US President Donald Trump said on July 18 that a 100-year deal is needed with Iran, adding that the 2015 nuclear deal was “a disaster” most importantly because it would be ending soon.
This was the second time in less than a day that Trump has criticized the Joint Comprehensive Plan of Action (JCPOA) for its short term.
First, he said during a cabinet meeting on July 18 that the agreement made under former Secretary of State John Kerry and then-President Barack Obama was a disaster, as $1.8 billion was given in cash, “like cash from your pocket,” to Iran.
“We had an agreement that did not give us inspection rights to places we wanted most to inspect.... Most importantly, the agreement was short-term,” Trump said, noting that very few years were left from the term of that agreement.
Then, speaking at a meeting to welcome Team USA for the 2019 Special Olympics World Games, he said, “You know, it’s a very short-term deal. And you can’t have a short-term deal for a country. You need a 100-year deal. You don’t need a short term. In a few years - literally in a few years - they would be on their way to a nuclear weapon. That’s unacceptable.”
Mentioning another shortcoming of JCPOA, Trump said, “Plus, they can’t do ballistic missiles, and the deal allows them to do ballistic missiles. And we have to look at other sites.”
He also touched upon the issue of inspections again, saying, “The best, the most important site we we’re not allowed to go in and look at. What kind of a deal is that?”
“I will say that Iran is a much different country right now,” he continued. “When I took over, and Mike and I came into office, Iran was the scourge of the world.

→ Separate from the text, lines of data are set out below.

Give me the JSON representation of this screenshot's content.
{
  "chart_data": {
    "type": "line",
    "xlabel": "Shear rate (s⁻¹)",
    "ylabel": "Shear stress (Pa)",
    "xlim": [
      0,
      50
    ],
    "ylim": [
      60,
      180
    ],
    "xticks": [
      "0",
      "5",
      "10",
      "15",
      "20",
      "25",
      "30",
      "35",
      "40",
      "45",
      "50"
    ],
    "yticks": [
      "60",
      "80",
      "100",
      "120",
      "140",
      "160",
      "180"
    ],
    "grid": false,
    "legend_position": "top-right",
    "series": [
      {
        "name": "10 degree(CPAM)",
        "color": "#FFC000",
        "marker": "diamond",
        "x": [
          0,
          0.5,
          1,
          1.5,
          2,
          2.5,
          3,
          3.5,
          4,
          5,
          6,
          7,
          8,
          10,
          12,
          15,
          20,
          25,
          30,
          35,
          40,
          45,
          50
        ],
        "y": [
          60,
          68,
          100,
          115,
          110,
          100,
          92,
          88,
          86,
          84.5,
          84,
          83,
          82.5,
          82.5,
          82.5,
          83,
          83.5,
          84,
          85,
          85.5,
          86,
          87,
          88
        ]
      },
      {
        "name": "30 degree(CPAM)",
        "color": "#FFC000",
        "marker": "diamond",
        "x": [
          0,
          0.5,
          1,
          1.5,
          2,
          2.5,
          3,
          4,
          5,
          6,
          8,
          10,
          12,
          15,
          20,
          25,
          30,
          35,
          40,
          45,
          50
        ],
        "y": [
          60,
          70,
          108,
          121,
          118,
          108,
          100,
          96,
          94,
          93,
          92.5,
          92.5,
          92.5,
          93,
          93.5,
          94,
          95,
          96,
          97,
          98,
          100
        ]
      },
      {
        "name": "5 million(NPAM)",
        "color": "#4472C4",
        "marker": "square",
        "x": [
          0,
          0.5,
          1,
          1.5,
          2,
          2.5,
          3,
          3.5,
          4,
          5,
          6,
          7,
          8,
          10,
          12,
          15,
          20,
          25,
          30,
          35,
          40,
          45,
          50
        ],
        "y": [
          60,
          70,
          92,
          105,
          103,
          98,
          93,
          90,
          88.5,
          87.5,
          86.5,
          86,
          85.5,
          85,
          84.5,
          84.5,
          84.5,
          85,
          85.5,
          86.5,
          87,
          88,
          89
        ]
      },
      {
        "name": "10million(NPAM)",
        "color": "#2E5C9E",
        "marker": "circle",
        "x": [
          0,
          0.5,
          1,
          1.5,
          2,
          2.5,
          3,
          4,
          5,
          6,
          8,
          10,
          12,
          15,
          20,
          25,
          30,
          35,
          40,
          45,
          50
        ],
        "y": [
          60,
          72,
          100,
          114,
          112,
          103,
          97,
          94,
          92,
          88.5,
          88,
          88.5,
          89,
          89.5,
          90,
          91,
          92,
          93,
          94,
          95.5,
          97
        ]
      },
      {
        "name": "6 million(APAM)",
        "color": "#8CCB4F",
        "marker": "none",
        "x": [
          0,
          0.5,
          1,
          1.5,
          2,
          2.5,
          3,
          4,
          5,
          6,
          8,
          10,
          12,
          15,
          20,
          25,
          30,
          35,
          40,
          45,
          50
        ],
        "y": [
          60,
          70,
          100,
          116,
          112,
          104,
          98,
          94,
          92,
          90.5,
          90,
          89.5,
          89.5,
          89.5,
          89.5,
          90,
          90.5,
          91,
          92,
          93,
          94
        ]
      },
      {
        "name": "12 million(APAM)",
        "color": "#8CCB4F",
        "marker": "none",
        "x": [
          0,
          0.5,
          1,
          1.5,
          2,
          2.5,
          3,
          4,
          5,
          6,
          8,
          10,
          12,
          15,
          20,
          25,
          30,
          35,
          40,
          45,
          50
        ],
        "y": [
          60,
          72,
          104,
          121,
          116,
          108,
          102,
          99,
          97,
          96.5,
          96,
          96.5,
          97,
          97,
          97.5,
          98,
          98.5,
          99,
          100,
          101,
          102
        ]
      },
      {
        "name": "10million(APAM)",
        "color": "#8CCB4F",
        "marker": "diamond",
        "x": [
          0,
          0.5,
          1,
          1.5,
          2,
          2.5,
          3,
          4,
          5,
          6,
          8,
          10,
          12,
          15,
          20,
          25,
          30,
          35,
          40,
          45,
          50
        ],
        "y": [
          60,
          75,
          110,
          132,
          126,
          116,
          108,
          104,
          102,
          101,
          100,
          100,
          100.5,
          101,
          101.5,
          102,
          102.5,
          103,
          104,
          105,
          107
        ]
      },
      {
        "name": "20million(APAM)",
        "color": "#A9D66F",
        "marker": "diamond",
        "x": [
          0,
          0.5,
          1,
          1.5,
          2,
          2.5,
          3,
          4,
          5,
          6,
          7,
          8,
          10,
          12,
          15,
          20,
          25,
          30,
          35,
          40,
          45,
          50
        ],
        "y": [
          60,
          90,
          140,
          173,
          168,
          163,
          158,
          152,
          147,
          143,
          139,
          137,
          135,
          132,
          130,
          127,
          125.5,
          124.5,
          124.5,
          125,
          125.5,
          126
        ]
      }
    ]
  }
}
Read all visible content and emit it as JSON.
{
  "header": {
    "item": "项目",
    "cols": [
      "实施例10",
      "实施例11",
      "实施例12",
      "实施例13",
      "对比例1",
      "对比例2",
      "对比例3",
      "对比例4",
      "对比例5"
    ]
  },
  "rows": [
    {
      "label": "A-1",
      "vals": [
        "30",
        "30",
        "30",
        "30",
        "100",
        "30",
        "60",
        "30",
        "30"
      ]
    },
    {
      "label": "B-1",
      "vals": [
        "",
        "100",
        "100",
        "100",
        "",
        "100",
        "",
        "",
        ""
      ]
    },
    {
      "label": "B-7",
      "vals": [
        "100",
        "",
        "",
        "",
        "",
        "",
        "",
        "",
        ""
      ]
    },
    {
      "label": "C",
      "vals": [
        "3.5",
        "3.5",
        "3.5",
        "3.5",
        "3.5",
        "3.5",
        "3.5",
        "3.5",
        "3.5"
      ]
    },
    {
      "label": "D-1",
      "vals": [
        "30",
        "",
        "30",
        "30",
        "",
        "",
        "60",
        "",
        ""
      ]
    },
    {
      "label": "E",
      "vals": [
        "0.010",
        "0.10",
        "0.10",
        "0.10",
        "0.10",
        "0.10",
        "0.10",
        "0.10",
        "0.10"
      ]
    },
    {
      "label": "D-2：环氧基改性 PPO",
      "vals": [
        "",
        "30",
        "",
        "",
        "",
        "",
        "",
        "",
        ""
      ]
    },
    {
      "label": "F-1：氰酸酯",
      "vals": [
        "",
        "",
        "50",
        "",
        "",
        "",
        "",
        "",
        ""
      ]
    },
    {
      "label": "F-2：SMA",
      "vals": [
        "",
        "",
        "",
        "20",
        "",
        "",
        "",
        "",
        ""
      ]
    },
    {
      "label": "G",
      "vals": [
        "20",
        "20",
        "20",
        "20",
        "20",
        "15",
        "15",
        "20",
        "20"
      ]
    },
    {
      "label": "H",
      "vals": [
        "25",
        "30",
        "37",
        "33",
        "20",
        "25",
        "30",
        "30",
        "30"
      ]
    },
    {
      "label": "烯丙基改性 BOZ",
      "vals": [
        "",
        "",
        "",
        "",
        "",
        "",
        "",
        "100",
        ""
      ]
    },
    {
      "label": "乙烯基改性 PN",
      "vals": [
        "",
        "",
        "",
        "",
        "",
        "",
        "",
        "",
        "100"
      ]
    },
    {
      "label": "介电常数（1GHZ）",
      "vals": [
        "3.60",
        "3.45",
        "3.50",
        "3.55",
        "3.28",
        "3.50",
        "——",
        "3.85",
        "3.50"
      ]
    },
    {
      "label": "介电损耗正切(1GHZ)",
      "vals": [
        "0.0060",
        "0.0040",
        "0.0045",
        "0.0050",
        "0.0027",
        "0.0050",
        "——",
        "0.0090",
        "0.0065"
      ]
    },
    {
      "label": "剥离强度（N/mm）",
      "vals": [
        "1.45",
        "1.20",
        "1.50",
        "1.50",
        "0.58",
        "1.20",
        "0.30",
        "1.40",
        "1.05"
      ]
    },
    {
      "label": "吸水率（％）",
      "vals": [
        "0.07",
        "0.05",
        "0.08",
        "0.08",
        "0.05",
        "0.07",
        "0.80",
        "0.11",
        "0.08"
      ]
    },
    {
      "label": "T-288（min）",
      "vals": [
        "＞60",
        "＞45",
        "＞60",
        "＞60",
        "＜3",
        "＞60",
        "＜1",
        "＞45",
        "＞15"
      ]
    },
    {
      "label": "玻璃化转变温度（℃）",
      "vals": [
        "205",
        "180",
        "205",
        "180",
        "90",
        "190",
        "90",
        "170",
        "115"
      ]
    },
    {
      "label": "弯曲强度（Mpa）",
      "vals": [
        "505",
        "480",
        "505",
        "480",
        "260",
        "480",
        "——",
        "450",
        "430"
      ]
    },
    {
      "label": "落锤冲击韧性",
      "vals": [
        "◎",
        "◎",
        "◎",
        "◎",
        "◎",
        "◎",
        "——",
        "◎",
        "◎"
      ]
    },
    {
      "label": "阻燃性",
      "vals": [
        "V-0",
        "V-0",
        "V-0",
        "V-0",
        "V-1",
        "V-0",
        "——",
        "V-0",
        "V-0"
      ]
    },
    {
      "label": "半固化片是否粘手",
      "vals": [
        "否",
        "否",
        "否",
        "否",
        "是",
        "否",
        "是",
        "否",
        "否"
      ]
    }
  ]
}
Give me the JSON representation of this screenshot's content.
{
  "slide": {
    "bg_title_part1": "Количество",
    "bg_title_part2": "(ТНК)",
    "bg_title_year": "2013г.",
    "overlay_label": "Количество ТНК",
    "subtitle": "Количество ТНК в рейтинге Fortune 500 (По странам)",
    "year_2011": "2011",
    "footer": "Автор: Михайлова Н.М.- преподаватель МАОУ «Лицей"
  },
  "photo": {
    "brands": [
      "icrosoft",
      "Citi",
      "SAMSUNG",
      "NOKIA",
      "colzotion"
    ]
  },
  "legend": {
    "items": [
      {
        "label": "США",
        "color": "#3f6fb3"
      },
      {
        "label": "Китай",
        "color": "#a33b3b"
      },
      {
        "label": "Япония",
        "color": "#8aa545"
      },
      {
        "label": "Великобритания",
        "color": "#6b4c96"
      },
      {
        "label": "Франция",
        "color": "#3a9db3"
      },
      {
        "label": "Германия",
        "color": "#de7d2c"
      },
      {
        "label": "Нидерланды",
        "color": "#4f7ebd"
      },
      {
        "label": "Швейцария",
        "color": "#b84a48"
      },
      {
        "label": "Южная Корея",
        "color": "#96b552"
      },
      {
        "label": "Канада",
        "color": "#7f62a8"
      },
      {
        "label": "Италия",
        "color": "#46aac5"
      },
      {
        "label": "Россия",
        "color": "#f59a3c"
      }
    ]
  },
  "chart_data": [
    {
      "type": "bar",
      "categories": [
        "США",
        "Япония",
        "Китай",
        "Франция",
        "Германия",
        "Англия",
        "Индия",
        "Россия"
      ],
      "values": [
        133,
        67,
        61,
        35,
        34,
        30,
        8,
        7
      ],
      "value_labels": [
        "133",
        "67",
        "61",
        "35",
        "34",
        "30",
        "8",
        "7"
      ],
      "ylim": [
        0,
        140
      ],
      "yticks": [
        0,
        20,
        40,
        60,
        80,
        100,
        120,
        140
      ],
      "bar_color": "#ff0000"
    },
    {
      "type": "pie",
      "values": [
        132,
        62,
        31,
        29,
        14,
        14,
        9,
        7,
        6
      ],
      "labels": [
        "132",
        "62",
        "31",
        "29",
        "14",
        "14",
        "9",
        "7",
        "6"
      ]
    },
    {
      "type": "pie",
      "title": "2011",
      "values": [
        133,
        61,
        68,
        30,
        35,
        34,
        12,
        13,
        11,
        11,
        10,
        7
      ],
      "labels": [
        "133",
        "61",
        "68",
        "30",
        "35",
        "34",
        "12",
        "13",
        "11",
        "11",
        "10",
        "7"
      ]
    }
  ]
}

They were doing 14 different sites of confliction. They were fighting and causing problems in Yemen and Syria and Iraq and all over.”
“It’s a much different country right now,” he added. “And you look at what’s happening. You look at them pulling back. And they’re not pulling back because they love us; they’re pulling back because they don’t have money.”
Trump also noted a change of behavior in Europe. “So, Iran is not the same country. They have inflation now at 75 percent,” he said. “They’re having tremendous problems within the country. They’re selling very little oil. We have an embargo. We have a stop on oil. Even the European countries are now agreeing with me.”
Looking at the prospects for the future, while suggesting a long-term deal with Iran, he went on to say, “It’s very sad what happened to Iran. All we want to do is have a fair deal. The deal that was made was a bad deal. It was not approved by Congress. A lot of problems with the deal that was made. And we can do something quickly or we can take our time. I’m in no rush.”
In another development, Iranian Foreign Minister Mohammad Javad Zarif said in New York on July 19 that Iran is prepared to join the additional protocol of the International Atomic Energy Agency (IAEA) if the United States lifts all of its sanctions.
The additional protocol would give inspectors permanent rights to inspect Iran’s nuclear establishments at any time. However, joining the additional protocol needs the approval of Supreme Leader Ayatollah Ali Khamenei and ratification by the Iranian parliament.
According to the IAEA, “The additional protocol is not a standalone agreement but rather a protocol to a safeguards agreement that provides additional tools for verification. In particular, it significantly increases the IAEA’s ability to verify the peaceful use of all nuclear material in states with comprehensive safeguards agreements.”